El grito de abandono del campo español: La tragedia de David Lafoz y la asfixia de un sector vital
La sensación de abandono en los rostros de nuestros compatriotas del sector primario se ha vuelto, tristemente, recurrente. Es una secuencia que se repite, un bucle doloroso que observamos en aquellos que, en situaciones de emergencia y dificultad, más necesitan de nuestra ayuda: agricultores, ganaderos y pescadores.
Esta desolación se materializa en tragedias como la de David Lafoz, un joven que decidió quitarse la vida ante la desesperanza de un campo sin futuro. Su historia, la de un hombre que veía cómo su modo de vida se desvanecía bajo una presión insoportable, ha sido magistralmente capturada en el documental de José Luis Rancaño.
El clamor silenciado de David Lafoz
El documental de Rancaño no es solo un relato; es un espejo de la realidad que muchos evitan mirar. La emoción que ha generado es palpable. Oyentes me han confesado haber llorado al verlo, y no es para menos. En menos de cuatro días, ha alcanzado las 20.000 visualizaciones, un testimonio del impacto y la verdad que encierra. Confidenciales como Domínguez, Francisco, Isabel, María, José y Gabi, han compartido su sentir: «Una maravilla como todo lo que hace», «Es espectacular y 100% verdad todo lo que sale ahí», «Me he emocionado muchísimo. Desde luego, España y los españoles no nos merecemos todo lo que nos está pasando».
El documental arranca con la imagen de una caravana de tractores por una carretera, una manifestación que tuvo lugar el año pasado en Chinchón, organizada por asociaciones de agricultores independientes en honor a David Lafoz. Recuerdo estar rodando allí con mi hijo, que tiene la misma edad y se llama David, y sentir esa misma emoción, esa misma sensación de abandono en los rostros de los que luchan cada día. No hubo representación política relevante, ni presencia institucional, ni un solo medio de comunicación con presencia nacional.

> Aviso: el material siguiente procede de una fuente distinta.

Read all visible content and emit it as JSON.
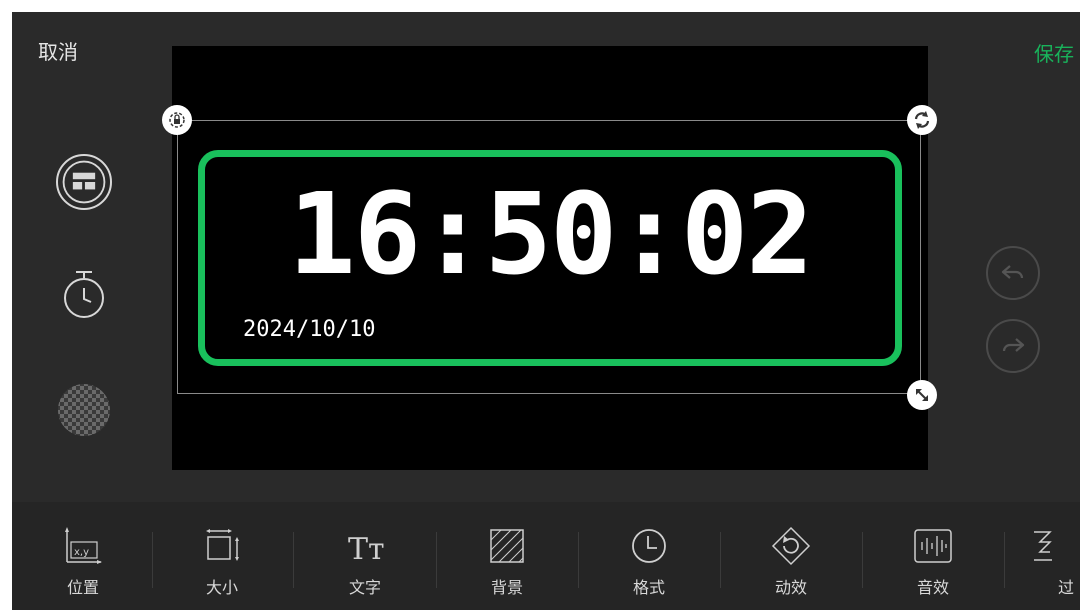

Pero sí estaba el pueblo español: la gente abría sus balcones, sacaba banderas españolas y aplaudía a los tractores que pasaban por la calle. Ese es el pueblo al que hay que rendir honores, y a ese pueblo rinde tributo el trabajo de Rancaño.
Las palabras que resuenan en el documental son desgarradoras: «Lo único que me queda es el dolor de no tenerlo. Firmar la herencia de un hijo. Eso es es muy triste». Y la advertencia es clara: «Se van a extinguir los agricultores y ganaderos. Lo lamentaremos todos y luego no habrá vuelta atrás».
Chema Ferrer, uno de nuestros confidenciales, ha compuesto una canción en memoria de David Lafoz, un gesto de sensibilidad que conmueve. Su letra habla de la tierra que guarda los nombres de quienes saben amar, de un hijo del horizonte con manos llenas de verdad, que no buscaba monumentos, solo mirar el cielo y sentir la tierra respirar. Porque hay hombres que no se marchan, aunque el tiempo diga lo contrario.
Un Estado depredador y una normativa europea criminal
La situación de nuestro sector primario es insostenible. Estamos bajo la bota de un estado depredador, de un estado controlador y de un estado vengativo. Cada productor es tratado como un sospechoso permanente, al que se le imponen cargas inasumibles, convirtiendo cada notificación en una situación de terror. Dos de cada tres días de nuestro trabajo, del fruto de nuestro trabajo, se lo quedan en impuestos, y luego, cuando hay necesidad, el Estado nos abandona a nuestra suerte.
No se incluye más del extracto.